W. L. DAVIES. - W. L. Davies, who was deputy United States marshal and was also actively identified with the improvement of Sangamon county as the builder of Ridgely, was born in Pembrook, South Wales, on the 13th of May, 1841, and was reared in Swansea. He obtained his education there and was married in that country. He was employed as a laborer in a roller mill until 1872, when, wishing to take advantage of the opportunities which he had heard were afforded in America, he severed the business connections binding him to his native land and crossed the Atlantic. He took up his abode in Allegheny City, Pennsylvania, where he again secured employment in a roller mill, and in 1874 he arrived in Springfield, where he became connected with the Ridgely roller mills as superintendent of the saw department. His connection with that institution continued from 1874 until the mills were shut down in May, 1896. On the 1st of July, 1897, Mr. Davies was appointed deputy United States marshal by Charles P. Hitch, who was the marshal and he proved a capable officer, ever prompt, faithful and fearless in the discharge of his duties.

Mr. Davies was united in marriage to Miss Gwenllean Williams, who was born in Wales, April 22, 1841, and they had two living children: Mary Ann, the wife of Albert T. Hey, a florist of Springfield; and Sarah G., the wife of George Pehlman, a coal miner of Springfield. They also lost four children, one of whom, William E., was accidentally shot and killed.
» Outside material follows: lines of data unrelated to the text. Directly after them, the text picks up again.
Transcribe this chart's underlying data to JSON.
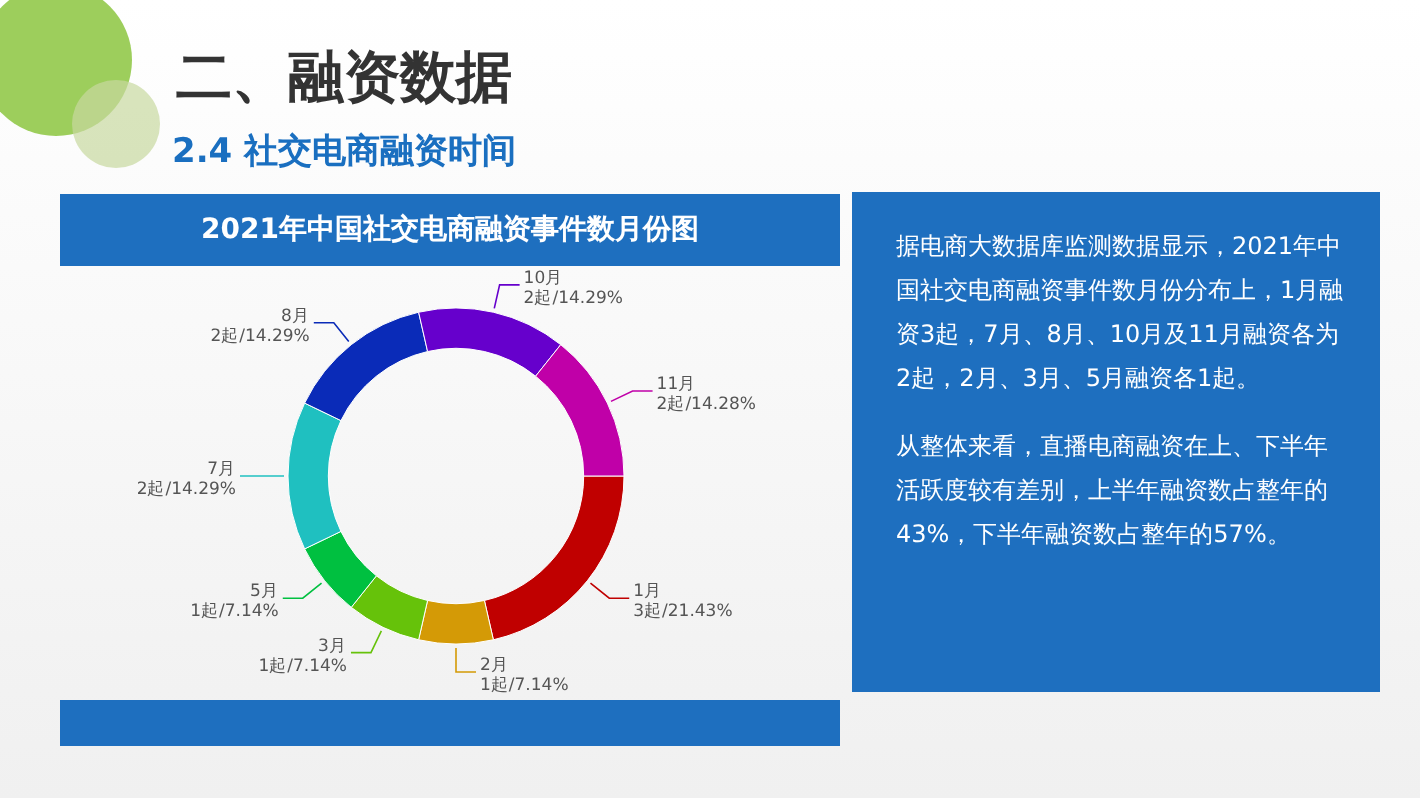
{
  "chart_data": {
    "type": "donut",
    "title": "2021年中国社交电商融资事件数月份图",
    "categories": [
      "1月",
      "2月",
      "3月",
      "5月",
      "7月",
      "8月",
      "10月",
      "11月"
    ],
    "values": [
      3,
      1,
      1,
      1,
      2,
      2,
      2,
      2
    ],
    "colors": [
      "#c00000",
      "#d49a06",
      "#66c20a",
      "#00c040",
      "#1fc0c0",
      "#0a2bb8",
      "#6600cc",
      "#c000a8"
    ],
    "value_labels": [
      "3起/21.43%",
      "1起/7.14%",
      "1起/7.14%",
      "1起/7.14%",
      "2起/14.29%",
      "2起/14.29%",
      "2起/14.29%",
      "2起/14.28%"
    ],
    "annotations": [
      "二、融资数据",
      "2.4 社交电商融资时间",
      "据电商大数据库监测数据显示，2021年中国社交电商融资事件数月份分布上，1月融资3起，7月、8月、10月及11月融资各为2起，2月、3月、5月融资各1起。",
      "从整体来看，直播电商融资在上、下半年活跃度较有差别，上半年融资数占整年的43%，下半年融资数占整年的57%。"
    ]
  }
}
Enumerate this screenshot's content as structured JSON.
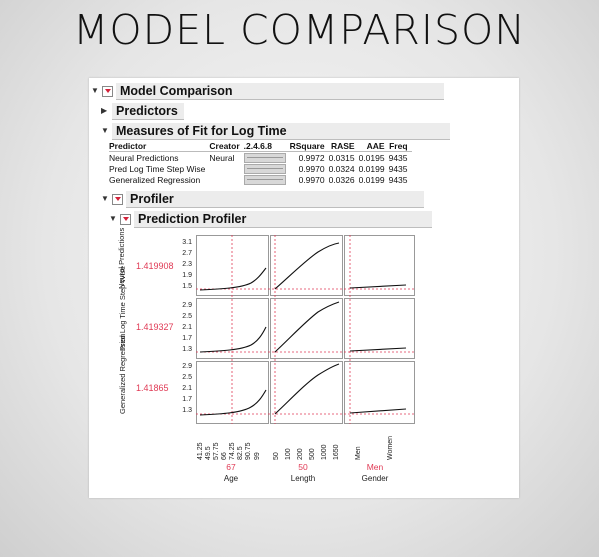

Mr. Davies in his religious faith was an Episcopalian, and he was connected with the Modern Woodmen of America, the Knights of the Maccabees, Crystal Light and the Fraternal Army. A stanch Republican in his political views, he never wavered in his allegiance and for fifteen years he served as police magistrate of the village of Ridgely. He organized that village and drew the bounds for incorporation. There were but four houses not owned by the milling company in what is now Ridgely when Mr. Davies took up his abode there in 1874, but at the present time the town has a population of eleven hundred and is one of the populous suburbs of the capital city. He died November 16, 1903, honored and respected by all who knew him, and was buried in Oak Ridge cemetery. Mrs. Davies sailed April 30, 1904, for Wales, for an extended trip.